Блог пользователя pllk

Автор pllk, 11 лет назад, По-английски

Binary search is a very familiar algorithm to most people here. A typical implementation looks like this:

// x = array of numbers
// n = length of the array
// k = search key
// returns "true" if the key is found, "false" otherwise
bool search(int x[], int n, int k) {
    int l = 0, r = n-1;
    while (l <= r) {
        int m = (l+r)/2;
        if (x[m] == k) return true;
        if (x[m] < k) l = m+1; else r = m-1;
    }
    return false;
}

However, even if the idea is straightforward, there are often bugs in binary search implementations. How exactly to update the search bounds and what is the condition when the search should stop?

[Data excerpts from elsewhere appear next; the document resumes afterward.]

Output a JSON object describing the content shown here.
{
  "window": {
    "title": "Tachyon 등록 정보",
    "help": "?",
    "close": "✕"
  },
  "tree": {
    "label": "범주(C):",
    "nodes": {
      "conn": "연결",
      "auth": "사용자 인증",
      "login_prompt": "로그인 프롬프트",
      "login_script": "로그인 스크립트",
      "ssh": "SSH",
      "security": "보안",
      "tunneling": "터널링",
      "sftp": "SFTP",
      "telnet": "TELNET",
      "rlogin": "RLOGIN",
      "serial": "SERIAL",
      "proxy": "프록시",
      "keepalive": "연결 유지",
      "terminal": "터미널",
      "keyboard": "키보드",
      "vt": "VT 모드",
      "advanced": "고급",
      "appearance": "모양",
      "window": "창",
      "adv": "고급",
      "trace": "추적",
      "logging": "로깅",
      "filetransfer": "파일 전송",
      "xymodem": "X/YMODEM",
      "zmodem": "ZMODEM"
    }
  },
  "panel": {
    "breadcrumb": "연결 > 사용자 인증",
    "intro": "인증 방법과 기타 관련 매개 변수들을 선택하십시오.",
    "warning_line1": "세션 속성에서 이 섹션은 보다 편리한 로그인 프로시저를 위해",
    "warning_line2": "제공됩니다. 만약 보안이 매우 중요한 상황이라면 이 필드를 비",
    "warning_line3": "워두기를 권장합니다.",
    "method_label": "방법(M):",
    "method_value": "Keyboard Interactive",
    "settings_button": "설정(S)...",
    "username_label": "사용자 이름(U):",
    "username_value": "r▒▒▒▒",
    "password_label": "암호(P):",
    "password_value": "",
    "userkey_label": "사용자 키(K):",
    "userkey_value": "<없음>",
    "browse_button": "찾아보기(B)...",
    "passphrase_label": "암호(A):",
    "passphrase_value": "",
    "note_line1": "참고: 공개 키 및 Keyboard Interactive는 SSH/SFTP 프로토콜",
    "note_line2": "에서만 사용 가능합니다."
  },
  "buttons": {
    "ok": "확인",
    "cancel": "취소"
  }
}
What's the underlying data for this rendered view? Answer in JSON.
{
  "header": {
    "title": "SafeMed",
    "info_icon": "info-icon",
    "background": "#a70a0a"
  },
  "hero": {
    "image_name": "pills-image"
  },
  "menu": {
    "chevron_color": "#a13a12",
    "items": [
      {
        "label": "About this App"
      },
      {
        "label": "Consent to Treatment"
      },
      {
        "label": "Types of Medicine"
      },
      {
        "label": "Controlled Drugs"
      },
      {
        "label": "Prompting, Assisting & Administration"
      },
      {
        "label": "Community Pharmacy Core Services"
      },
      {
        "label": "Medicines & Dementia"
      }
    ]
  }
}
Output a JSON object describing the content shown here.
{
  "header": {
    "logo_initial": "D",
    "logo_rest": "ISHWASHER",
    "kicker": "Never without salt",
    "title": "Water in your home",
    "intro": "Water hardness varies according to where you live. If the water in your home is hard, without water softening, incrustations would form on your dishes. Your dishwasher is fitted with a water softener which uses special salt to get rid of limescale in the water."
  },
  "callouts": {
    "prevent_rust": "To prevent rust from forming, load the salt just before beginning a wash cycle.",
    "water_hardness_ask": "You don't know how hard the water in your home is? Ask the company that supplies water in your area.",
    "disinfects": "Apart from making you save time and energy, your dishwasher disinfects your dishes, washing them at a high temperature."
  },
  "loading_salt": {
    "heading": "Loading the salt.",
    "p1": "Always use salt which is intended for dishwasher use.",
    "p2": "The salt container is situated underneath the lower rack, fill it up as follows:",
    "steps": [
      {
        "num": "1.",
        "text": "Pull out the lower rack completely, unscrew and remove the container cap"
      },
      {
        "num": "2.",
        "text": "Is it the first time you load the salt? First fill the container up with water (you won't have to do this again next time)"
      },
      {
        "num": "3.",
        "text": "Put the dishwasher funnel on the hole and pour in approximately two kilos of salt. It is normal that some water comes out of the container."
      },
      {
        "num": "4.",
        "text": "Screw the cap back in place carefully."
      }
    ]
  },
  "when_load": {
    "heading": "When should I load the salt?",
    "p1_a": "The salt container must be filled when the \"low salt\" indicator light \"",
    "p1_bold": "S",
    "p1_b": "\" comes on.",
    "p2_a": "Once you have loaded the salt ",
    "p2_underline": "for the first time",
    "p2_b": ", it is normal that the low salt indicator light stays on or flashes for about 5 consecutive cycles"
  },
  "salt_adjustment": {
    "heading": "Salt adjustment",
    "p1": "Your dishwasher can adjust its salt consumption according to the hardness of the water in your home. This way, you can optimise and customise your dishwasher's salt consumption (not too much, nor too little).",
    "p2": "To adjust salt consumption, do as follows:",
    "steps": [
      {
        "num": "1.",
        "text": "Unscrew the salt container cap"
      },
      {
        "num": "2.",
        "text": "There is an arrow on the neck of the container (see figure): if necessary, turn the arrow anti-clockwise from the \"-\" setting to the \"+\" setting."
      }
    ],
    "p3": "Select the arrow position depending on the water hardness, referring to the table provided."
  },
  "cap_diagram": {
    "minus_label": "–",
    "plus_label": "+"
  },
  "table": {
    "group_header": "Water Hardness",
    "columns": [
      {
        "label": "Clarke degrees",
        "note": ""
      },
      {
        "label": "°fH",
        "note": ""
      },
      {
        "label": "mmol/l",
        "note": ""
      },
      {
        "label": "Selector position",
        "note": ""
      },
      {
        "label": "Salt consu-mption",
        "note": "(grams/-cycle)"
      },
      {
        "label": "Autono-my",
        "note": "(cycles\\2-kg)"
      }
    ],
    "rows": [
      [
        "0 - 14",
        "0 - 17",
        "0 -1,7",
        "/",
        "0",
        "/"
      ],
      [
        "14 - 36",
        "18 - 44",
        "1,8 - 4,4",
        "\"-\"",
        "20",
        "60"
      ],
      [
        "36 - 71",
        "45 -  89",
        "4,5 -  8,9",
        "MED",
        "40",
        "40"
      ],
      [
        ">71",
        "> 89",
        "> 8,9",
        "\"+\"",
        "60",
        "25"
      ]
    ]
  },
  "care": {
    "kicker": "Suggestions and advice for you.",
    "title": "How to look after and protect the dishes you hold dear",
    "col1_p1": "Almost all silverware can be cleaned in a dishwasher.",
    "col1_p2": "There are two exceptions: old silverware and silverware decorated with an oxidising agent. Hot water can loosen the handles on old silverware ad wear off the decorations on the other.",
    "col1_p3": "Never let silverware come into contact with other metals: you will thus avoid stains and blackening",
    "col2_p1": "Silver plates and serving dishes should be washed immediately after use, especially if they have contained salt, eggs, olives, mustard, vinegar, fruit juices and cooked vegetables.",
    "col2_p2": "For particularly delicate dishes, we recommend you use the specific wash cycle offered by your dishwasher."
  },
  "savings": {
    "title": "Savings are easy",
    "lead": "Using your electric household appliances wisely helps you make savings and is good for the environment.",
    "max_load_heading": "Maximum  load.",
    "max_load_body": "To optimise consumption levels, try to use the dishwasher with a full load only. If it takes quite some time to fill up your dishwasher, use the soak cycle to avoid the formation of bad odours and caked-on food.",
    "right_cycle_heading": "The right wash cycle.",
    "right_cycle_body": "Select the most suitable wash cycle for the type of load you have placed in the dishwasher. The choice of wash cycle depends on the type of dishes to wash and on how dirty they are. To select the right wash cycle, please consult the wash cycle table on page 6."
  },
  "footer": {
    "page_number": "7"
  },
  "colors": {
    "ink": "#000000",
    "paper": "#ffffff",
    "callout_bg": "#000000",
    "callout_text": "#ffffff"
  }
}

Here is an alternative binary search implementation that is shorter and should be easier to get correct:

bool search(int x[], int n, int k) {
    int p = 0;
    for (int a = n; a >= 1; a /= 2) {
        while (p+a < n && x[p+a] <= k) p += a;
    }
    return x[p] == k;
}

The idea is to implement binary search like linear search but with larger steps. Variable p contains the current array index, and variable a contains the step length. During the search, the step length is n, n/2, n/4, ..., 1. Finally, p contains the largest index whose value is not larger than the search key.

A similar idea can be applied to binary search variations. For example, the following code counts how many times the key appears in the array. After the search, [p+1..q] is the range with value k.

int count(int x[], int n, int k) {
    int p = -1, q = -1;
    for (int a = n; a >= 1; a /= 2) {
        while (p+a < n && x[p+a] < k) p += a;
        while (q+a < n && x[q+a] <= k) q += a;
    }
    return q-p;
}

Do you know other tips how to implement binary search correctly?

  • Проголосовать: нравится
  • +29
  • Проголосовать: не нравится

»
11 лет назад, # |
  Проголосовать: нравится +1 Проголосовать: не нравится

thanks for the second implementation it was a new and of course tricky implementation to me.:D

»
11 лет назад, # |
Rev. 2   Проголосовать: нравится +29 Проголосовать: не нравится

Well, imagine you an array [0..n - 1] and let us have an invariant: some function F which returns True for every a[i] as an argument for any i from [0..k] and False for every a[j] for j from [k + 1..n - 1]. Then my binary search which actually finds the border between these two parts of the array looks the following way:

l, r = -1, n
while r-l > 1:
    m = (l+r)//2
    if F(a[m]):
        l = m
    else:
        r = m

You can easily prove that l = k and r = k + 1 by the end of the while loop. In this case no worries about whether to increase m by 1 or not.

As an example this is the code which determines whether an element x exists in the sorted array [0..n-1]:

def BinarySearch(x):
    l, r = -1, n
    while r-l > 1:
        m = (l+r)//2
        if a[m] < x:
            l = m
        else:
            r = m
    return r != n and a[r] == x
  • »
    »
    7 лет назад, # ^ |
      Проголосовать: нравится 0 Проголосовать: не нравится

    http://codeforces.net/contest/812/problem/C I got many bugs earlier , but with your implementation , AC in one go :)

    BTW , do you always use this implementation , or adapt different version like h = mid + 1 etc , sometimes?

    • »
      »
      »
      6 лет назад, # ^ |
        Проголосовать: нравится 0 Проголосовать: не нравится

      Hi I'm always use this binary search, you never need use r = mid + 1, but here are 2 tricks:

      1) To select the l, and r values you need:

      For l take a value that can never happen for left. (foribidden value left)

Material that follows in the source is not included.